All practices should be working hard to ensure they are HIPAA compliant. But with so much to focus on, it can be difficult to determine what compliance areas deserve the most attention.
One way to craft an effective, targeted compliance strategy is by identifying what's getting other practices into trouble most often, and taking steps to prevent similar mistakes at your practice.
At the Healthcare Information and Management Systems Society (HIMSS) conference in Chicago, Adam Greene, a partner at Davis Wright Tremaine LLP, a national business and litigation law firm, identified some of these common problem areas during his session, "Preparing for a New Level of HIPAA Enforcement."

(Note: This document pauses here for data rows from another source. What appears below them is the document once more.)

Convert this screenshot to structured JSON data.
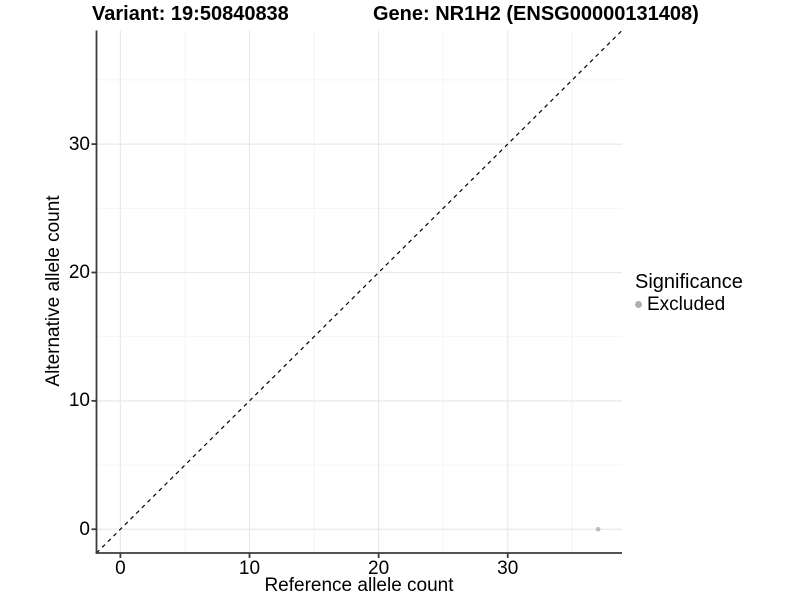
{
  "figure": {
    "title_variant": "Variant: 19:50840838",
    "title_gene": "Gene: NR1H2 (ENSG00000131408)"
  },
  "chart_data": {
    "type": "scatter",
    "title": "Variant: 19:50840838    Gene: NR1H2 (ENSG00000131408)",
    "xlabel": "Reference allele count",
    "ylabel": "Alternative allele count",
    "xlim": [
      -1.85,
      38.85
    ],
    "ylim": [
      -1.85,
      38.85
    ],
    "x_ticks": [
      0,
      10,
      20,
      30
    ],
    "y_ticks": [
      0,
      10,
      20,
      30
    ],
    "x_minor_ticks": [
      5,
      15,
      25,
      35
    ],
    "y_minor_ticks": [
      5,
      15,
      25,
      35
    ],
    "grid": true,
    "points": [
      {
        "x": 37,
        "y": 0,
        "series": "Excluded"
      }
    ],
    "reference_line": {
      "type": "identity",
      "style": "dashed",
      "color": "#000000"
    },
    "legend": {
      "title": "Significance",
      "position": "right",
      "items": [
        {
          "label": "Excluded",
          "color": "#b0b0b0"
        }
      ]
    },
    "colors": {
      "major_grid": "#e9e9e9",
      "minor_grid": "#f4f4f4",
      "axis": "#3c3c3c",
      "point": "#bdbdbd",
      "text": "#000000"
    }
  }
}
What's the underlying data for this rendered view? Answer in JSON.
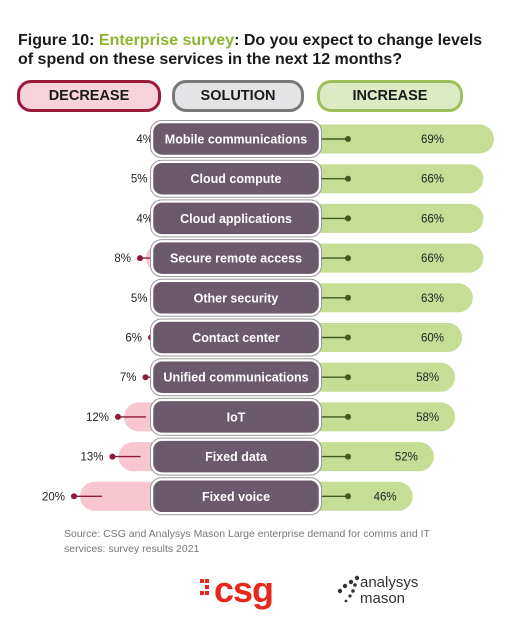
{
  "title": {
    "prefix": "Figure 10: ",
    "highlight": "Enterprise survey",
    "rest": ": Do you expect to change levels of spend on these services in the next 12 months?"
  },
  "headers": {
    "decrease": "DECREASE",
    "solution": "SOLUTION",
    "increase": "INCREASE"
  },
  "colors": {
    "decrease_fill": "#f7c6d1",
    "decrease_dot": "#8c1a38",
    "solution_pill": "#6b5a6b",
    "increase_fill": "#c5dd94",
    "increase_dot": "#3f5a20",
    "title_highlight": "#8db52f"
  },
  "chart_data": {
    "type": "bar",
    "categories": [
      "Mobile communications",
      "Cloud compute",
      "Cloud applications",
      "Secure remote access",
      "Other security",
      "Contact center",
      "Unified communications",
      "IoT",
      "Fixed data",
      "Fixed voice"
    ],
    "series": [
      {
        "name": "DECREASE",
        "values": [
          4,
          5,
          4,
          8,
          5,
          6,
          7,
          12,
          13,
          20
        ]
      },
      {
        "name": "INCREASE",
        "values": [
          69,
          66,
          66,
          66,
          63,
          60,
          58,
          58,
          52,
          46
        ]
      }
    ],
    "value_labels": {
      "decrease": [
        "4%",
        "5%",
        "4%",
        "8%",
        "5%",
        "6%",
        "7%",
        "12%",
        "13%",
        "20%"
      ],
      "increase": [
        "69%",
        "66%",
        "66%",
        "66%",
        "63%",
        "60%",
        "58%",
        "58%",
        "52%",
        "46%"
      ]
    }
  },
  "source": "Source: CSG and Analysys Mason Large enterprise demand for comms and IT services: survey results 2021",
  "logos": {
    "csg": "csg",
    "analysys_mason_line1": "analysys",
    "analysys_mason_line2": "mason"
  }
}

Common Sources of HIPAA Breaches
To illustrate what's leading to breaches most often at practices and health systems, Greene shared top sources of HIPAA breaches involving 500 or more individuals by number of individuals affected.
He compiled the information in February 2015 from the HHS and its Office for Civil Rights (OCR) Breach Portal, which features information on breaches that occurred from the start of the breach reporting period in September 2009.
• 53 percent of breaches occurred due to theft of protected health information (PHI). "We're not talking about mission impossible hanging from a wire kind of theft," said Greene. Instead, he said, most of the thefts appear to be "crimes of opportunity," such as a thief breaking into a window or car and stealing a laptop.
• 18 percent of breaches occurred due to unauthorized access or disclosure of PHI.
• 8 percent of breaches occurred due to loss of PHI.
• 4 percent of breaches occurred due to improper disposal of PHI.
• 13 percent of breaches occurred due to unknown causes and unknown causes.
Common Types of Media Involved in HIPAA Breaches
Greene also shared the most common types of media involved in HIPAA breaches. Again, the information is based on data he pulled from the HHS and OCR Breach Portal involving 500 or more individuals by number of individuals affected.
• 23 percent of breaches related to PHI stored on paper/films. Of this statistic, Greene said it's clear that amidst the push for electronic information, paper-based media should not be overlooked when it comes to HIPAA compliance. "We really need to be more focused on paper," he said.
• 21 percent of breaches related to PHI stored on laptops.
• 12 percent of breaches related to PHI on a network or server.
• 11 percent of breaches related to information stored on a desktop computer.
• 9 percent of breaches related to information stored on other electronic devices.
• 6 percent of breaches related to information included in e-mails.
• 4 percent of breaches related to information in EHRs.
• 14 percent of breaches related to other types of media.
Common HIPAA Compliance Problem Areas
For more insight into the HIPAA compliance areas that practices are most struggling with, Greene shared some of the top issues identified during the HIPAA Pilot Audit Program, which took place between 2011 and 2012.
• In relation to the HIPAA Security Rule, the program found that 80 percent of providers did not have a complete or accurate risk analysis. Other issues found in audits included lack of access management (such as failure to put appropriate role-based access safeguards in place); failure to have appropriate security incident procedures in place (such as those related to workstation security); and failure to encrypt PHI.
• In relation to the HIPAA Privacy Rule, common problems identified in the audit program included: Inadequate procedures related to the Notice of Privacy Practices (such as not giving the notice out appropriately or failing to post it appropriately); and failure to have appropriate procedures related to patients' right to request privacy protections.
• In relation to the HIPAA Breach Notification Rule, common problems identified in the audit program included failing to provide breach notification appropriately (such as failing to include the proper content in the notification); and failure to comply with timelines regarding notification.